TS ‘Inday’ now outside the PAR; continues to enhance ‘hanging habagat’

By on August 1, 2014


'Inday' now out of PAR (DOST-PAGASA satellite image)
‘Inday’ now out of PAR (DOST-PAGASA satellite image)

MANILA — Tropical storm “Inday” is now outside the Philippine Area of Responsibility (PAR) but continues to enhance the southwest monsoon or “hanging habagat” that is inducing rains in most parts of the country, the Philippine Atmospheric, Geophysical and Astronomical Services Administration (PAGASA) said Thursday afternoon.

In an interview, PAGASA weather forecaster Meno Mendoza said that TS “Inday” left the PAR at around 3 p.m. and continued to move north-northwest at 20 kilometers per hour toward Japan.

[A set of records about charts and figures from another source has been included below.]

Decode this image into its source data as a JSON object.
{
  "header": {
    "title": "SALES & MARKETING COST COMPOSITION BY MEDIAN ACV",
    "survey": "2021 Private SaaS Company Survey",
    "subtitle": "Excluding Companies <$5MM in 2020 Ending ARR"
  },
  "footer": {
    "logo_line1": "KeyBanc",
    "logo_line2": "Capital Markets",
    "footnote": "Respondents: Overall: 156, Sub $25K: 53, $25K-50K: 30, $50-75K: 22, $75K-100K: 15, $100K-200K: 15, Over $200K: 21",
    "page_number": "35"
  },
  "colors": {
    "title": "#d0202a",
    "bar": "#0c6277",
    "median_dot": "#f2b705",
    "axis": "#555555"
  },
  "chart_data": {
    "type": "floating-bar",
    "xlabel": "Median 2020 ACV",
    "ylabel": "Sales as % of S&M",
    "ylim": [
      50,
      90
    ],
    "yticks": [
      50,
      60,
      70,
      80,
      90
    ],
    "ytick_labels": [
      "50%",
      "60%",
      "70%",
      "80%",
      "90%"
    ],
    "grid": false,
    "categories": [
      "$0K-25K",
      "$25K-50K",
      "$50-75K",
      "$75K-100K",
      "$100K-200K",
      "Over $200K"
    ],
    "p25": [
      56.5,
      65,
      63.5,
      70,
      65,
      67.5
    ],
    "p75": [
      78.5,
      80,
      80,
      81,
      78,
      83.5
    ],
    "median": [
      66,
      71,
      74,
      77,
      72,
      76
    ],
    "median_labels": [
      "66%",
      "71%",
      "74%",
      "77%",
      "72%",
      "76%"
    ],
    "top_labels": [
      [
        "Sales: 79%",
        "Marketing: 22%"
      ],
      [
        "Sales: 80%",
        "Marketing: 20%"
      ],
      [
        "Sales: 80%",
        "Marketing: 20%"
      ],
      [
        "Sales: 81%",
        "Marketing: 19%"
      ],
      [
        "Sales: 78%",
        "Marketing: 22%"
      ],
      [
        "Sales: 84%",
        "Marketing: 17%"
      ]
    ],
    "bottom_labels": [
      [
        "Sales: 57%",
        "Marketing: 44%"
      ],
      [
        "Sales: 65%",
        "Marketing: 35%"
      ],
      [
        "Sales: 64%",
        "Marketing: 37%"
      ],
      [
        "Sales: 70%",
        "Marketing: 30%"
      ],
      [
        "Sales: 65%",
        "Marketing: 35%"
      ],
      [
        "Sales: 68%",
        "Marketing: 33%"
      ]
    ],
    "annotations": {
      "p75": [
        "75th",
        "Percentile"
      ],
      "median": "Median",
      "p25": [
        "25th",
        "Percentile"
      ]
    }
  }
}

He said that as of 4 p.m., “Inday” was located at 660 km northeast of Basco, Batanes (25.3°N, 127.3°E) or 115 km south of Okinawa, Japan, packed with maximum sustained winds of 75 kph near the center and gustiness of up to 90 kph.

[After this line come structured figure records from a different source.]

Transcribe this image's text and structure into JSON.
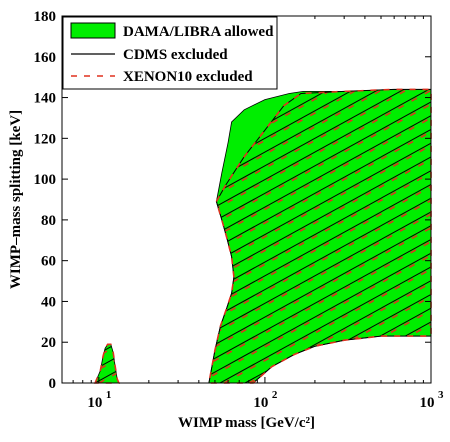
{
  "chart_data": {
    "type": "area",
    "xlabel": "WIMP mass [GeV/c²]",
    "ylabel": "WIMP–mass splitting [keV]",
    "x_scale": "log",
    "xlim": [
      6,
      1000
    ],
    "ylim": [
      0,
      180
    ],
    "x_ticks": [
      10,
      100,
      1000
    ],
    "x_tick_labels": [
      {
        "base": "10",
        "exp": "1"
      },
      {
        "base": "10",
        "exp": "2"
      },
      {
        "base": "10",
        "exp": "3"
      }
    ],
    "y_ticks": [
      0,
      20,
      40,
      60,
      80,
      100,
      120,
      140,
      160,
      180
    ],
    "grid": false,
    "legend_position": "top-left",
    "series": [
      {
        "name": "DAMA/LIBRA allowed",
        "style": "filled-region",
        "color": "#00ee00",
        "regions": [
          {
            "label": "low-mass-island",
            "points": [
              [
                9.5,
                0
              ],
              [
                10.2,
                6
              ],
              [
                10.6,
                13
              ],
              [
                10.9,
                17
              ],
              [
                11.3,
                19
              ],
              [
                11.8,
                19
              ],
              [
                12.2,
                15
              ],
              [
                12.5,
                9
              ],
              [
                12.9,
                2
              ],
              [
                13.2,
                0
              ]
            ]
          },
          {
            "label": "main-region",
            "points": [
              [
                46,
                0
              ],
              [
                50,
                16
              ],
              [
                54,
                28
              ],
              [
                59,
                37
              ],
              [
                63,
                44
              ],
              [
                65,
                52
              ],
              [
                63,
                62
              ],
              [
                59,
                71
              ],
              [
                55,
                80
              ],
              [
                51,
                89
              ],
              [
                55,
                103
              ],
              [
                60,
                118
              ],
              [
                63,
                128
              ],
              [
                75,
                134
              ],
              [
                100,
                139
              ],
              [
                140,
                142
              ],
              [
                170,
                143
              ],
              [
                300,
                143
              ],
              [
                600,
                144
              ],
              [
                1000,
                144
              ],
              [
                1000,
                23
              ],
              [
                500,
                23
              ],
              [
                300,
                21
              ],
              [
                200,
                18
              ],
              [
                150,
                14
              ],
              [
                110,
                8
              ],
              [
                85,
                0
              ]
            ]
          }
        ]
      },
      {
        "name": "CDMS excluded",
        "style": "solid-hatch",
        "color": "#000000",
        "regions": [
          {
            "label": "cdms-main",
            "points": [
              [
                51,
                89
              ],
              [
                58,
                97
              ],
              [
                75,
                111
              ],
              [
                100,
                124
              ],
              [
                130,
                136
              ],
              [
                165,
                142
              ],
              [
                300,
                143
              ],
              [
                600,
                144
              ],
              [
                1000,
                144
              ],
              [
                1000,
                23
              ],
              [
                500,
                23
              ],
              [
                300,
                21
              ],
              [
                200,
                18
              ],
              [
                150,
                14
              ],
              [
                110,
                8
              ],
              [
                85,
                0
              ],
              [
                46,
                0
              ],
              [
                50,
                16
              ],
              [
                54,
                28
              ],
              [
                59,
                37
              ],
              [
                63,
                44
              ],
              [
                65,
                52
              ],
              [
                63,
                62
              ],
              [
                59,
                71
              ],
              [
                55,
                80
              ]
            ]
          },
          {
            "label": "cdms-island",
            "points": [
              [
                9.5,
                0
              ],
              [
                10.2,
                6
              ],
              [
                10.6,
                13
              ],
              [
                10.9,
                17
              ],
              [
                11.3,
                19
              ],
              [
                11.8,
                19
              ],
              [
                12.2,
                15
              ],
              [
                12.5,
                9
              ],
              [
                12.9,
                2
              ],
              [
                13.2,
                0
              ]
            ]
          }
        ]
      },
      {
        "name": "XENON10 excluded",
        "style": "dashed-hatch",
        "color": "#e0301e"
      }
    ]
  }
}
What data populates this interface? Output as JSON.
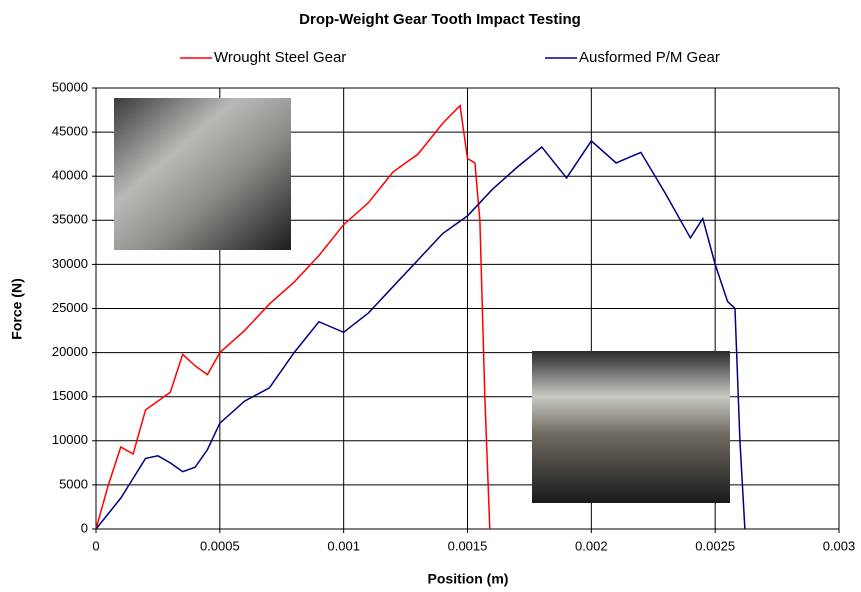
{
  "chart_data": {
    "type": "line",
    "title": "Drop-Weight Gear Tooth Impact Testing",
    "x_label": "Position (m)",
    "y_label": "Force (N)",
    "xlim": [
      0,
      0.003
    ],
    "xticks": [
      0,
      0.0005,
      0.001,
      0.0015,
      0.002,
      0.0025,
      0.003
    ],
    "ylim": [
      0,
      50000
    ],
    "yticks": [
      0,
      5000,
      10000,
      15000,
      20000,
      25000,
      30000,
      35000,
      40000,
      45000,
      50000
    ],
    "grid": true,
    "legend": "top",
    "series": [
      {
        "name": "Wrought Steel Gear",
        "color": "#ff0000",
        "x": [
          0,
          5e-05,
          0.0001,
          0.00015,
          0.0002,
          0.00025,
          0.0003,
          0.00035,
          0.0004,
          0.00045,
          0.0005,
          0.0006,
          0.0007,
          0.0008,
          0.0009,
          0.001,
          0.0011,
          0.0012,
          0.0013,
          0.0014,
          0.00147,
          0.0015,
          0.00153,
          0.00155,
          0.00157,
          0.00159
        ],
        "values": [
          0,
          5000,
          9300,
          8500,
          13500,
          14500,
          15500,
          19800,
          18500,
          17500,
          20000,
          22500,
          25500,
          28000,
          31000,
          34500,
          37000,
          40500,
          42500,
          46000,
          48000,
          42000,
          41500,
          35000,
          15000,
          0
        ]
      },
      {
        "name": "Ausformed P/M Gear",
        "color": "#000080",
        "x": [
          0,
          0.0001,
          0.0002,
          0.00025,
          0.0003,
          0.00035,
          0.0004,
          0.00045,
          0.0005,
          0.0006,
          0.0007,
          0.0008,
          0.0009,
          0.001,
          0.0011,
          0.0012,
          0.0013,
          0.0014,
          0.0015,
          0.0016,
          0.0017,
          0.0018,
          0.0019,
          0.002,
          0.0021,
          0.0022,
          0.0023,
          0.0024,
          0.00245,
          0.0025,
          0.00255,
          0.00258,
          0.0026,
          0.00262
        ],
        "values": [
          0,
          3500,
          8000,
          8300,
          7500,
          6500,
          7000,
          9000,
          12000,
          14500,
          16000,
          20000,
          23500,
          22300,
          24500,
          27500,
          30500,
          33500,
          35500,
          38500,
          41000,
          43300,
          39800,
          44000,
          41500,
          42700,
          38000,
          33000,
          35200,
          30000,
          25800,
          25000,
          10000,
          0
        ]
      }
    ]
  }
}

He added that “Inday” is not expected to recurve or return to the country.

“Inday” is the fourth tropical cyclone to enter the PAR in July and the ninth for the country this year.

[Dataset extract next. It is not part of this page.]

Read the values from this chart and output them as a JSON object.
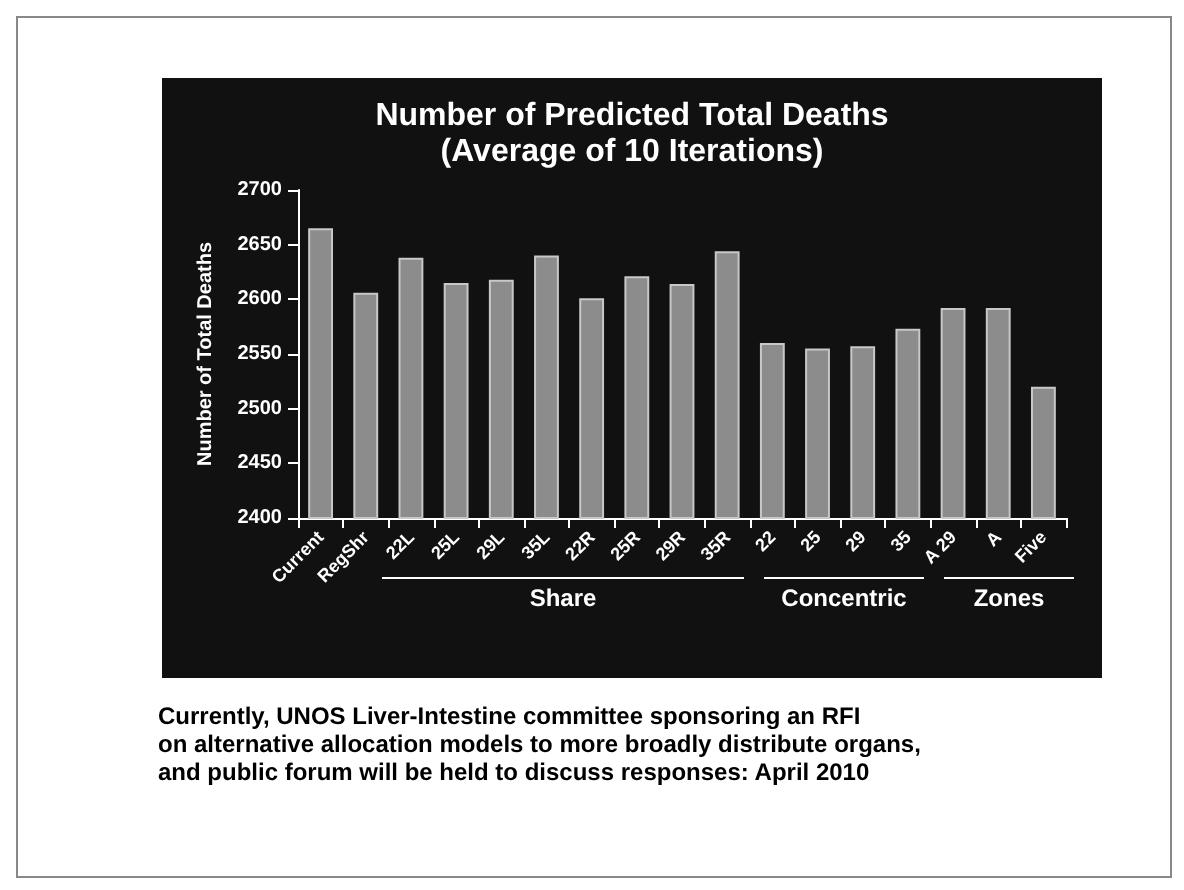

Mendoza said the tropical storm will continue to enhance the southwest monsoon or “hanging habagat” that will induce occasional rains over Metro Manila, Central Luzon, Ilocos Region, Calabarzon (Cavite, Laguna, Batangas, Rizal and Quezon), Mimaropa (Mindoro, Marinduque, Romblon and Palawan), Bicol Region and Western Visayas in the next 24 hours.

He added that the rest of the country will be partly cloudy to cloudy with isolated rainshowers or thunderstorms.

In its advisory, PAGASA said moderate to strong winds blowing from the southwest will prevail throughout the entire archipelago and the coastal waters will be moderate to rough.

The state weather bureau also issued gale warning — strong to gale force winds associated with the southwest monsoon enhanced by tropical storm Inday — that will affect the seaboard of Luzon.

“Fishing boats and other small sea crafts are advised not to venture out into the sea while larger sea vessels are alerted against big waves,” the agency said.

Meanwhile, Mendoza said the weather bureau continues to monitor another tropical storm with international name “Halong” which is still far from the country.

Based on their models as of now, Mendoza said storm “Halong” has slim chance to enter the country.

However, in case it enters the PAR, it will be named “Jose” — the 10th tropical cyclone in the country this year.

He added that three to four tropical cyclones are expected in August.

Every year, an average of 18 to 20 storms affect the Philippines.